Climate Change Slows Earth's Spin, Lengthens Days by 1.33ms per Century, Study Reveals

March 13, 2026
Climate Change Slows Earth's Spin, Lengthens Days by 1.33ms per Century, Study Reveals
  • A new study finds Earth's rotation is slowing due to climate-change–induced sea-level rise, lengthening the average day by about 1.33 milliseconds per century, in a rate unseen for 3.6 million years.

  • The slowing is explained through angular momentum: melting ice redistributes mass away from the rotation axis, causing a slower spin and longer days, with the effect potentially intensifying toward the century's end.

  • Scientists compare the process to a figure skater extending or drawing in their arms to alter spin, illustrating how mass distribution affects rotation.

  • While biological effects on humans are unlikely, the biggest concern is for technologies that require extremely precise timekeeping.
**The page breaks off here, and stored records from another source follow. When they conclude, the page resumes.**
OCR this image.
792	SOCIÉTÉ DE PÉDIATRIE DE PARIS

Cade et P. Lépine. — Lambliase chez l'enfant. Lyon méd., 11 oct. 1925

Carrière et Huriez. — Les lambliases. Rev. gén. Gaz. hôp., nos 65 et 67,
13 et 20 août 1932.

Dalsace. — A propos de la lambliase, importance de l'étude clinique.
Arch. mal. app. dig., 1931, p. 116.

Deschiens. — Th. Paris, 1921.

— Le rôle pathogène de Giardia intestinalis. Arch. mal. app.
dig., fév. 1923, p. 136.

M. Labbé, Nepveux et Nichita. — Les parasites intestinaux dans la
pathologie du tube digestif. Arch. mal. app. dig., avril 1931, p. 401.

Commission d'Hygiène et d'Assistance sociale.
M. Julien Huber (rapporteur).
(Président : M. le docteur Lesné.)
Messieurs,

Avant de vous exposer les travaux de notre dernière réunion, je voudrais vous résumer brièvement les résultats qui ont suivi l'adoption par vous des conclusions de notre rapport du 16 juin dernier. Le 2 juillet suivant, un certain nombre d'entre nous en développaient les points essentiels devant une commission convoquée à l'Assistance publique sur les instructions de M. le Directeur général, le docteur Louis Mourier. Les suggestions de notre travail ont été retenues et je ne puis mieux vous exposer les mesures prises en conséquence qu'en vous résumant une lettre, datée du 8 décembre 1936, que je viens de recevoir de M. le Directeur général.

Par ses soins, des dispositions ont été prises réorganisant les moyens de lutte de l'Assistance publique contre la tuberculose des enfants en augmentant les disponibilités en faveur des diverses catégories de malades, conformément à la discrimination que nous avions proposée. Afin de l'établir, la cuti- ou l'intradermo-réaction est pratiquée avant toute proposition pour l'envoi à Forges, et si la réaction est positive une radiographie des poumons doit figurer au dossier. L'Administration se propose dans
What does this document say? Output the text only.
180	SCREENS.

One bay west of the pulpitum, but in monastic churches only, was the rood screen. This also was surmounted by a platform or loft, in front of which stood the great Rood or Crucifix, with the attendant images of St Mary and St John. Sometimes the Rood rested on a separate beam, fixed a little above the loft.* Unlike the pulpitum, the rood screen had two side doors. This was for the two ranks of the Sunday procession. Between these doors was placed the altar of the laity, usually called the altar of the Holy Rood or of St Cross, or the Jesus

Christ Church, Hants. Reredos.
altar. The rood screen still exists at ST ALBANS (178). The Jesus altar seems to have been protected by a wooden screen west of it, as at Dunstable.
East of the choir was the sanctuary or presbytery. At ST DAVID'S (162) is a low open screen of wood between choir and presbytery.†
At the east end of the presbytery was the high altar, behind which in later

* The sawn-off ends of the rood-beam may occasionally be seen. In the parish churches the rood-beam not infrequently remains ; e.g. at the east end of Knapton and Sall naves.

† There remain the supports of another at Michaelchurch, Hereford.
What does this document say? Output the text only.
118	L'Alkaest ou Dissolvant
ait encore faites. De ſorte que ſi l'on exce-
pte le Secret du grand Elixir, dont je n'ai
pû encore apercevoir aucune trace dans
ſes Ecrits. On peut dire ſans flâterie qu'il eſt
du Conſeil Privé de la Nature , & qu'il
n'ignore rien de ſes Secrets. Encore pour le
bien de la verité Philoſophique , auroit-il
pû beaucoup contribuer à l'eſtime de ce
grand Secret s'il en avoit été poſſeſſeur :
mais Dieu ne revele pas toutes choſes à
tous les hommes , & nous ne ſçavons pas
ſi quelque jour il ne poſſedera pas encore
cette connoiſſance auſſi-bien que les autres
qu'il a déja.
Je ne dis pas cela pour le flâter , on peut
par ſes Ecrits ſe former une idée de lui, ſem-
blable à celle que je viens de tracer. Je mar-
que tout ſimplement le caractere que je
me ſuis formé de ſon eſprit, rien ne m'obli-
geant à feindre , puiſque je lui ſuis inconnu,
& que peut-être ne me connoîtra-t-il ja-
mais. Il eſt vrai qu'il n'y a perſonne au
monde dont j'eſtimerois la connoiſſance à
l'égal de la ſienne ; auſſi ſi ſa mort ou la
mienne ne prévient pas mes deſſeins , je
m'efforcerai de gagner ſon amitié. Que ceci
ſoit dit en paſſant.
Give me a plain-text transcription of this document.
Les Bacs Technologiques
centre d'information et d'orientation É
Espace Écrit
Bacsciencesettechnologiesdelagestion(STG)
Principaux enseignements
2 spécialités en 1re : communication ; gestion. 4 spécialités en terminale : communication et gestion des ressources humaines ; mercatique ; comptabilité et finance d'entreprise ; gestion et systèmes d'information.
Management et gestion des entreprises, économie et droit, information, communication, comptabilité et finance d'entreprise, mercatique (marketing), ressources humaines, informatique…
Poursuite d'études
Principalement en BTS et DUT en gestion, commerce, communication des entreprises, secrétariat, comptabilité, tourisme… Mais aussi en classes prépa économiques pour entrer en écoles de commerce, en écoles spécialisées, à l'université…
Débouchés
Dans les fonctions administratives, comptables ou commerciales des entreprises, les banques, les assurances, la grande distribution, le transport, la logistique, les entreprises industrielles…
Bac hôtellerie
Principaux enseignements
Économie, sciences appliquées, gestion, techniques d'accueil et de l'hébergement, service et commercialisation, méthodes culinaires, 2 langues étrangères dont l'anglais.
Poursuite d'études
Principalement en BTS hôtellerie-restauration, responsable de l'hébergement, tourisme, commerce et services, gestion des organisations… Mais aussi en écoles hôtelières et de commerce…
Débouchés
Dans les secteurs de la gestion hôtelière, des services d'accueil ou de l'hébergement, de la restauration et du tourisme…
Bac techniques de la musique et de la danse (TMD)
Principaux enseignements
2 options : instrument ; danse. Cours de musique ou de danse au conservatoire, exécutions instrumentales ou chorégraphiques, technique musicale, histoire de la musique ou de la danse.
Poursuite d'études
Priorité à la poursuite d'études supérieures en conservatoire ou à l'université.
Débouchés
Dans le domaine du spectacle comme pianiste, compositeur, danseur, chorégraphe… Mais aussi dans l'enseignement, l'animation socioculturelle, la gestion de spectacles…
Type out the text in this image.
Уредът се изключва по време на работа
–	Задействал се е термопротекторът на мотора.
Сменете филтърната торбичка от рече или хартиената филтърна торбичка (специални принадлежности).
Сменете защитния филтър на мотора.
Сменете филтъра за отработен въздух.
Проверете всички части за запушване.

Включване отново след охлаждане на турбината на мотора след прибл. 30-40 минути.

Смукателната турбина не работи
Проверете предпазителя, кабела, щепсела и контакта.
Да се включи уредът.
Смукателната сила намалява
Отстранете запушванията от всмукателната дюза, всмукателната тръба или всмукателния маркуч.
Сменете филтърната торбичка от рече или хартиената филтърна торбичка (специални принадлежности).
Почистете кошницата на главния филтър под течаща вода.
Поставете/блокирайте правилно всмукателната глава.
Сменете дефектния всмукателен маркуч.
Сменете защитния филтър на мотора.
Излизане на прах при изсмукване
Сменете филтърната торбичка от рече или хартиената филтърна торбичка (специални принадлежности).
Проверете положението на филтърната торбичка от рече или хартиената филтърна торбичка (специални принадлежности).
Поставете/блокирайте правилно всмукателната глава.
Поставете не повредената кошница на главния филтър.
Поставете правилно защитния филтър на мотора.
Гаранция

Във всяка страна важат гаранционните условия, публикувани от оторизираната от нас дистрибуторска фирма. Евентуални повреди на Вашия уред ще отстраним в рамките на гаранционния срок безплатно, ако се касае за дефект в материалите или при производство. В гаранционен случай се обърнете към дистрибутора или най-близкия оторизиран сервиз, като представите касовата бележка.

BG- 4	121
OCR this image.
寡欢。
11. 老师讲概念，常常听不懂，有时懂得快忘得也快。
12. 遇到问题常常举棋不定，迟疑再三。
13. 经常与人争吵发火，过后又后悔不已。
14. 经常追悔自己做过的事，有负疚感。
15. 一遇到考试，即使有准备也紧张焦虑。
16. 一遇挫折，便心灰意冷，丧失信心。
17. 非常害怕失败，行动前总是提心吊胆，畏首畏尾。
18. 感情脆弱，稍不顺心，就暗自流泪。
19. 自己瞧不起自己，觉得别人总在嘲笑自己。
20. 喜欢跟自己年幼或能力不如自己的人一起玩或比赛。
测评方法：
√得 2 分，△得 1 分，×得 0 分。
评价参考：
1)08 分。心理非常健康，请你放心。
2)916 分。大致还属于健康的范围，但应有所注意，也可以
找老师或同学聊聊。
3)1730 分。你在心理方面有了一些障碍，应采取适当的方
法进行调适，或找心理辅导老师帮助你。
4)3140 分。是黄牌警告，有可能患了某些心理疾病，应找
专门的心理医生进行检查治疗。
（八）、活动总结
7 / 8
  • The study appears in the Journal of Geophysical Research: Solid Earth, with quotes from Mostafa Kiani Shahvandi and Benedikt Soja about its significance and future implications.

  • Researchers emphasize this rapid change signals a broader shift in the climate system and its deeper physical processes, with relevance to daily life and future tech.

  • The current rapid change in day length is mainly driven by human greenhouse gas emissions, and this impact is expected to grow by the end of the century.

  • Natural factors also influence day length, but emissions from greenhouse gases are accelerating changes more quickly, especially since 2000–2020.

  • The study uses fossil records and a probabilistic deep-learning model to reconstruct past sea levels and infer historical day-length changes, showing current rates are anomalously high.

  • Researchers Soja and Shahvandi used benthic foraminifera fossil data and a Physics-Informed Diffusion Model to translate sea-level fluctuations into changes in day length.

  • Findings published in the Journal of Geophysical Research: Solid Earth reinforce the link between anthropogenic climate change and measurable shifts in Earth's rotation.

  • The reporting underscores the importance of science journalism to understand and communicate these complex climate-related changes.